Ce jeune étudiant de la Faculté des sciences économiques et de gestion (FSEG), qui fait le manœuvre pour un maçon afin de gagner les frais de transport pour aller à l’université, abonde dans le même sens que ses prédécesseurs. Yacouba Mallé, âge de 26 ans, pour qui, il est difficile d’exécuter des travaux de chantier pendant le mois béni de ramadan. “Quand je pars à l’école, je jeûne mais s’il s’agit d’aller au chantier, ce n’est pas facile parce que cette activité exige trop d’efforts physiques ”, dit l’étudiant en licence d’économie.
« Seule la foi en Dieu permet à Ses créatures de s’organiser pendant ce mois béni, pour accomplir leurs obligations religieuses et seulement en trente jours par an, donc c’est juste une question de préparation », estime Oumar Dembélé, chargeur de sable. « Je n’abandonne jamais le jeûne au profit de mon travail. Avant ce mois béni, j’ai fait beaucoup d’économies pour faire face à mes multiples dépenses, sans suspendre mon activité. C’est une question de croyance et de foi en Dieu qui motive chacun à réagir. »
Bourama Doumbia, employé d’une entreprise de fabrication de briques destinées à la construction de bâtiments, fait aussi partie de ceux qui pensent que les travaux durs ne doivent pas empêcher un vrai croyant d’accomplir ses devoirs religieux.
Sur le plan sanitaire, jeûner et faire des efforts physiques intenses peut avoir des conséquences si la personne n’est pas du tout habituée. En tout cas, c’est ce que nous explique Dr Issa Keriba Bakayoko, neurologue à l’hôpital Gabriel Touré. “C’est une question très difficile à répondre. Mais, comme on le dit souvent, l’habitude est une seconde nature. Donc, une personne qui est déjà habituée à travailler dure, pourra beaucoup supporter l’épreuve qu’une personne qui vient juste de commencer avec le ramadan. Mais, on peut conseiller d’éviter l’exposition prolongée au soleil ou à des sources de chaleur qui peuvent vite entraîner une déshydratation pouvant déboucher sur beaucoup de complications, parfois fatales”, explique-t-il.
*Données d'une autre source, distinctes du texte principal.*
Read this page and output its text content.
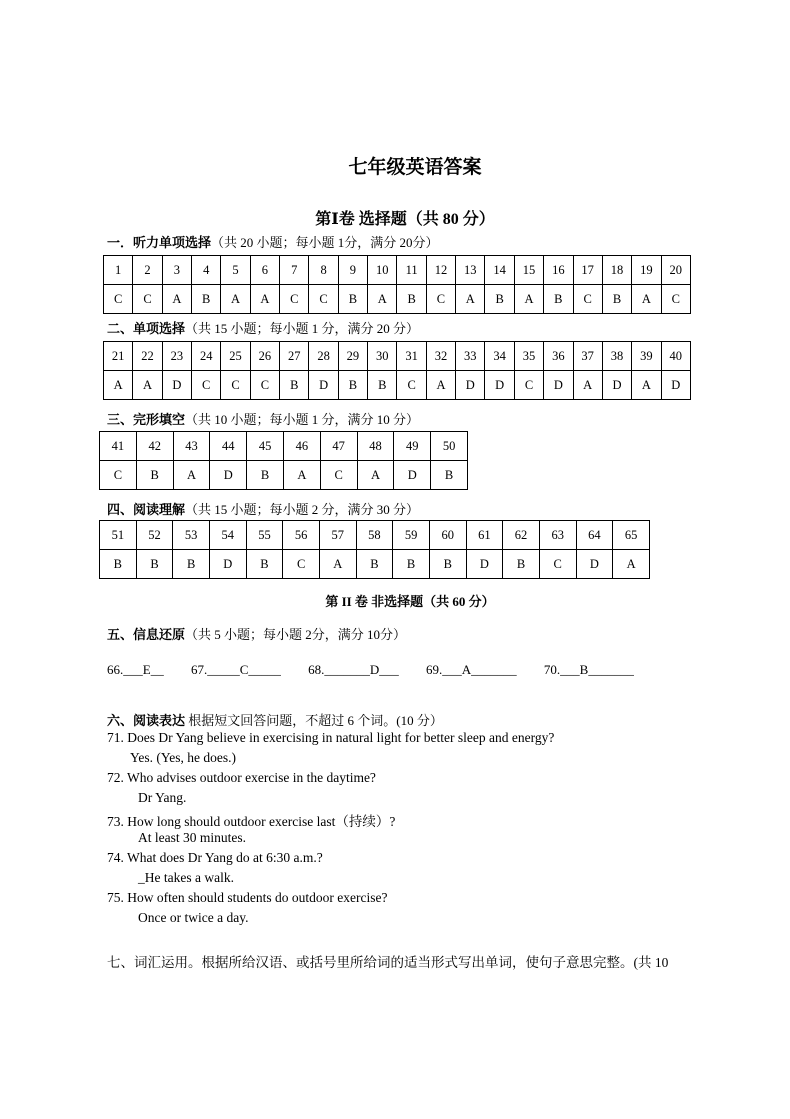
七年级英语答案
第Ⅰ卷 选择题（共 80 分）
一．听力单项选择（共 20 小题；每小题 1分，满分 20分）
1	2	3	4	5	6	7	8	9	10	11	12	13	14	15	16	17	18	19	20
C	C	A	B	A	A	C	C	B	A	B	C	A	B	A	B	C	B	A	C
二、单项选择（共 15 小题；每小题 1 分，满分 20 分）
21	22	23	24	25	26	27	28	29	30	31	32	33	34	35	36	37	38	39	40
A	A	D	C	C	C	B	D	B	B	C	A	D	D	C	D	A	D	A	D
三、完形填空（共 10 小题；每小题 1 分，满分 10 分）
41	42	43	44	45	46	47	48	49	50
C	B	A	D	B	A	C	A	D	B
四、阅读理解（共 15 小题；每小题 2 分，满分 30 分）
51	52	53	54	55	56	57	58	59	60	61	62	63	64	65
B	B	B	D	B	C	A	B	B	B	D	B	C	D	A
第 II 卷 非选择题（共 60 分）
五、信息还原（共 5 小题；每小题 2分，满分 10分）
66.___E__ 67._____C_____ 68._______D___ 69.___A_______ 70.___B_______
六、阅读表达 根据短文回答问题，不超过 6 个词。(10 分）
71. Does Dr Yang believe in exercising in natural light for better sleep and energy?
Yes. (Yes, he does.)
72. Who advises outdoor exercise in the daytime?
Dr Yang.
73. How long should outdoor exercise last（持续）?
At least 30 minutes.
74. What does Dr Yang do at 6:30 a.m.?
_He takes a walk.
75. How often should students do outdoor exercise?
Once or twice a day.
七、词汇运用。根据所给汉语、或括号里所给词的适当形式写出单词，使句子意思完整。(共 10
Que dit le Coran au sujet du jeûne et les travaux durs ? Amadou Dieng, islamologue donne des éclaircissements. “ Un croyant ne doit pas abandonner le jeûne à cause des travaux durs. C’est une obligation pour tous les pratiquants de la religion. Ils doivent tous jeûner mais, dans la journée, si ça ne va pas, ils peuvent rompre le jeûne. C’est Dieu qui nous a créé tous, donc notre survie dépend de lui. » « L’homme doit prendre des dispositions pour accueillir ce mois béni”, conclut-il.